Toshiba has shared some aspects about how they program to make use of HMB and what its impression on general performance will be. The BG collection employs a DRAM-less SSD controller architecture, but HMB makes it possible for the controller to make use of some of the host system’s DRAM. The BG collection will use host memory to put into action a go through cache of the drive’s NAND mapping tables. This is expected to mostly advantage random entry speeds, wherever a DRAM-less controller would or else have to frequently fetch information from flash in buy to figure out wherever to immediate pending go through and generate functions. On the lookout up some of the NAND mapping data from the buffer in the host’s DRAM—even with the additional latency of fetching it more than PCIe—is a lot quicker than undertaking an extra go through from the flash.
Toshiba has not delivered comprehensive general performance specs for the new BG collection SSDs, but they did provide some benchmark information illustrating the advantage of working with HMB. Applying only 37MB of host DRAM and testing entry velocity to a 16GB part of the SSD, Toshiba measured improvement ranging from 30% for QD1 random reads up to one hundred fifteen% improvement for QD32 random writes.
|Overall performance improvement from enabling HMB|
|Random Read through||30%||sixty five%|
|Random Write||70%||one hundred fifteen%|
Though it seems to be like HMB can do a great deal to ease the worst general performance complications of DRAM-less SSD controllers, the caveat is that it demands assist from the working system’s NVMe driver.

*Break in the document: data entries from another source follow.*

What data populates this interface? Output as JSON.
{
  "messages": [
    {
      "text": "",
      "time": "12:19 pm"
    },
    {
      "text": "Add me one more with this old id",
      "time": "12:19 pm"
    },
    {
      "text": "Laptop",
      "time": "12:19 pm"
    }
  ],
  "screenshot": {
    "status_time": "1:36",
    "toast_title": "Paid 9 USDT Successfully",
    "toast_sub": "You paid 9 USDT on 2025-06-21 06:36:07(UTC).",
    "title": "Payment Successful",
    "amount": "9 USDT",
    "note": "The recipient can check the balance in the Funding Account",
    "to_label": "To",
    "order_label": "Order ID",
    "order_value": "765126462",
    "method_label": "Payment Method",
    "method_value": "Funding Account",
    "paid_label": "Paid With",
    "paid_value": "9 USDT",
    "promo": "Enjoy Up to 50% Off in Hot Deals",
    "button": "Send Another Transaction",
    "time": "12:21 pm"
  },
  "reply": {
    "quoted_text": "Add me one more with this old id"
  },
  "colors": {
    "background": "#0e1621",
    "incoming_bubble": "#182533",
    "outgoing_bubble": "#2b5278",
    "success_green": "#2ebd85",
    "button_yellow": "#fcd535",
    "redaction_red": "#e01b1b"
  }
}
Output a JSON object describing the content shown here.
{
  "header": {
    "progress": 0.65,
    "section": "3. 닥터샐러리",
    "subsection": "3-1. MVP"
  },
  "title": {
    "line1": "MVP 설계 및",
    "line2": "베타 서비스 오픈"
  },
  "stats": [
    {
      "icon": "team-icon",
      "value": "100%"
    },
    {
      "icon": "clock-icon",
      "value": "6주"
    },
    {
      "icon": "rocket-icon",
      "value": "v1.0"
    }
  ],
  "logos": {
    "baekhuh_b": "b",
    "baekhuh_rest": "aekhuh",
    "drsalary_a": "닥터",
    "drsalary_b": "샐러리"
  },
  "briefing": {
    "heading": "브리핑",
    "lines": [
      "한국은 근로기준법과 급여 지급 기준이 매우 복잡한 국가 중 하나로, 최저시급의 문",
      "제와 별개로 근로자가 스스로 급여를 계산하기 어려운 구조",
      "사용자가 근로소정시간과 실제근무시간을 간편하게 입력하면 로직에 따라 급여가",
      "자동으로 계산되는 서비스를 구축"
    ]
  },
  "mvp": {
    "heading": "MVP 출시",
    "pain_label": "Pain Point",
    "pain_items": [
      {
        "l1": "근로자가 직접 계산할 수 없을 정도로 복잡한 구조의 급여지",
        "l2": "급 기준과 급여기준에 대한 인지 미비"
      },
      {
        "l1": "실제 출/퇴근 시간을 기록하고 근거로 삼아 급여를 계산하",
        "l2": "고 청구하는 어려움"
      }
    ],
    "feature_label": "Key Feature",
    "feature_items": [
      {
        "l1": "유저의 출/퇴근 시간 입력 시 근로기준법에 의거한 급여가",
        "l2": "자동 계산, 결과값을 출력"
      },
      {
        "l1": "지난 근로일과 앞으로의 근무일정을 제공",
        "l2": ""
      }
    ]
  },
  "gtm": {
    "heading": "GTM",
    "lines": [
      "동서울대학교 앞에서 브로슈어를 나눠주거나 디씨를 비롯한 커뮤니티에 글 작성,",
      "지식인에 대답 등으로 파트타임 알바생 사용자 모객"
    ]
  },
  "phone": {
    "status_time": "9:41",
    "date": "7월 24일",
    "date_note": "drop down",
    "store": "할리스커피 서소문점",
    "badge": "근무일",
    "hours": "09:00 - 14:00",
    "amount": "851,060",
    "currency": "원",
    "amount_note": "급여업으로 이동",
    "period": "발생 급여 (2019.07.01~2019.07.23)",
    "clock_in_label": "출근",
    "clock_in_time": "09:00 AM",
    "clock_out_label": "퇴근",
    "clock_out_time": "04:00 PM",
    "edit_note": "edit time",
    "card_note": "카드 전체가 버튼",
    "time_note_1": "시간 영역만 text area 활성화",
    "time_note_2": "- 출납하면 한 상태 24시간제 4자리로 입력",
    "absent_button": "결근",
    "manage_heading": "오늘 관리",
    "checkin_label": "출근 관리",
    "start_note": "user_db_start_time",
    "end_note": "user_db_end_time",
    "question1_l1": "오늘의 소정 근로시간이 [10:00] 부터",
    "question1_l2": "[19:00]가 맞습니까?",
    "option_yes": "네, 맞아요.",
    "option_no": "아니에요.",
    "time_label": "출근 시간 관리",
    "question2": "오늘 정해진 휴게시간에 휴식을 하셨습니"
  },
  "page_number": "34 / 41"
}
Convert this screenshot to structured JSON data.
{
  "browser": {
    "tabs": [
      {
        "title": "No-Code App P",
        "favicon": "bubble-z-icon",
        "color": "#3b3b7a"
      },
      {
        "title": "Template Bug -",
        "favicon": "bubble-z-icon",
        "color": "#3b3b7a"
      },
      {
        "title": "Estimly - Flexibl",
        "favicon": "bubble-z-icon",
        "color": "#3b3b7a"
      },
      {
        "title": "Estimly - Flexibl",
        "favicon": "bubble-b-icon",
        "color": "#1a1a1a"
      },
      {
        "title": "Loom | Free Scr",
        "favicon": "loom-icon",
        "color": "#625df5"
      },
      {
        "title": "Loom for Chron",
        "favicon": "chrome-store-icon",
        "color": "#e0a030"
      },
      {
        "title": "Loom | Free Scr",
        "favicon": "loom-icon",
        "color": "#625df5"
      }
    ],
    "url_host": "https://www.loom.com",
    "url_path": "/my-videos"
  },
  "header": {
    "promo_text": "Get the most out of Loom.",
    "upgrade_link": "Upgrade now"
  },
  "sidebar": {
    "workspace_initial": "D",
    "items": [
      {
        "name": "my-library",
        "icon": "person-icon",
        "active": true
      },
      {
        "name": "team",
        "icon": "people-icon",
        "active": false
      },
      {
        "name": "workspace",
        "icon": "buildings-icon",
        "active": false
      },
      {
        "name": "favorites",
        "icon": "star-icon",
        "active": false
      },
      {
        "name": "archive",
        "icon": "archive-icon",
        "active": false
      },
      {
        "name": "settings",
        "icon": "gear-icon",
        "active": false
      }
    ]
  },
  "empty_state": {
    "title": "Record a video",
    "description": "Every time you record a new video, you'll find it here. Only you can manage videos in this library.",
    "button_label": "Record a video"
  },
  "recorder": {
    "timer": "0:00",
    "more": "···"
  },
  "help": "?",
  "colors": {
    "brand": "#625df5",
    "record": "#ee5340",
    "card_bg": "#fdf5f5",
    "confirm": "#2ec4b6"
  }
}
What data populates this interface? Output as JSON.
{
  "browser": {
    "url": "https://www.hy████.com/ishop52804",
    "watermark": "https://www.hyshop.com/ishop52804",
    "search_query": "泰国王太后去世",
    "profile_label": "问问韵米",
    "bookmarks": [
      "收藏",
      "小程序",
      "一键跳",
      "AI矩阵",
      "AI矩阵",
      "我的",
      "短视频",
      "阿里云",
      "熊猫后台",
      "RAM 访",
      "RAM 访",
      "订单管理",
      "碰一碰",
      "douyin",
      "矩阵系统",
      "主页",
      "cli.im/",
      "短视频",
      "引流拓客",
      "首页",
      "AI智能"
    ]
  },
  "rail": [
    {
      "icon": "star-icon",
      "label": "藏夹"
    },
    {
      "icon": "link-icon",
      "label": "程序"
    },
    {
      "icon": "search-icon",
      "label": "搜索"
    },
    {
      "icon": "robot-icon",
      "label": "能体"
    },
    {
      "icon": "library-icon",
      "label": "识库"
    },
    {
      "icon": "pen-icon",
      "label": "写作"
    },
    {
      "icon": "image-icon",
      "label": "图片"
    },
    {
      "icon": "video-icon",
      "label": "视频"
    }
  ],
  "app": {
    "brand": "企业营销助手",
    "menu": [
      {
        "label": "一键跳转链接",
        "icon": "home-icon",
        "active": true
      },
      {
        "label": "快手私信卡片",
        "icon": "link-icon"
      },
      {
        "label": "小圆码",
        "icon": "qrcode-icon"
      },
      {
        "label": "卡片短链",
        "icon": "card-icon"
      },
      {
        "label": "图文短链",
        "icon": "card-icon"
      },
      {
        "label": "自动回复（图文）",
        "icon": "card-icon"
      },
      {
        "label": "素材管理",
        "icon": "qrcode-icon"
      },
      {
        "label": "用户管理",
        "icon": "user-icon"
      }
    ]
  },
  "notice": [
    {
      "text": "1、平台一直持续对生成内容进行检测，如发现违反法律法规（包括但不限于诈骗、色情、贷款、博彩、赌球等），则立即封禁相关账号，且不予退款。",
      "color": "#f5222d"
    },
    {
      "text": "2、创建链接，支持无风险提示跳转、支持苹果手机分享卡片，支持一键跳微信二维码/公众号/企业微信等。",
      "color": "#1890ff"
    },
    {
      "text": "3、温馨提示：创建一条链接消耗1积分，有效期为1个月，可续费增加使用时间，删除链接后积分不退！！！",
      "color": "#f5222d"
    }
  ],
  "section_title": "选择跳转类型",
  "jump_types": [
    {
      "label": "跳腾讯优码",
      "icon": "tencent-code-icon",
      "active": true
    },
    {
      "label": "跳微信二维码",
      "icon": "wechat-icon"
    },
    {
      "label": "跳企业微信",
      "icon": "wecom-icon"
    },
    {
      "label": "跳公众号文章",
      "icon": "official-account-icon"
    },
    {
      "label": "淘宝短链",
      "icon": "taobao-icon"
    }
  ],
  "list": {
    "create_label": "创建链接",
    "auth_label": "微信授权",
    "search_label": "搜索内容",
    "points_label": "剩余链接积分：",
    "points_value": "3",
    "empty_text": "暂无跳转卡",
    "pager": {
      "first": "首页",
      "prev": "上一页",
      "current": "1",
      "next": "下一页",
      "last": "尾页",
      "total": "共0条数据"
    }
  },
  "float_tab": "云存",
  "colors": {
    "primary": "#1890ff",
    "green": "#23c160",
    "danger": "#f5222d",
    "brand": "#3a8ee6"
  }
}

HMB is continue to an obscure optional function of NVMe and is not nonetheless supported out of the box by any significant working method, and Toshiba just isn’t at present setting up to provide their possess NVMe motorists for OEMs to bundle with devices working with BG collection SSDs. As a result, it is probable that the to start with generation of devices that undertake the new BG collection SSDs will not be capable to choose comprehensive gain of their abilities.
Carried more than from the previous BG1 collection are assist for TCG Pyrite and the solution of comprehensive TCG Opal encryption assist. The 16mm by 20mm BGA bundle is continue to only 1 gram for the optimum potential, and the optimum thickness is lessened from 1.65mm to 1.60mm. Electricity use could have increased marginally, with the new BG collection SSDs drawing up to two.8W when energetic in contrast to a specification of two.2W usual for the BG1.
The new BG collection SSDs are at present sampling to pick out OEMs, and will be in comprehensive mass production by the conclude of the yr.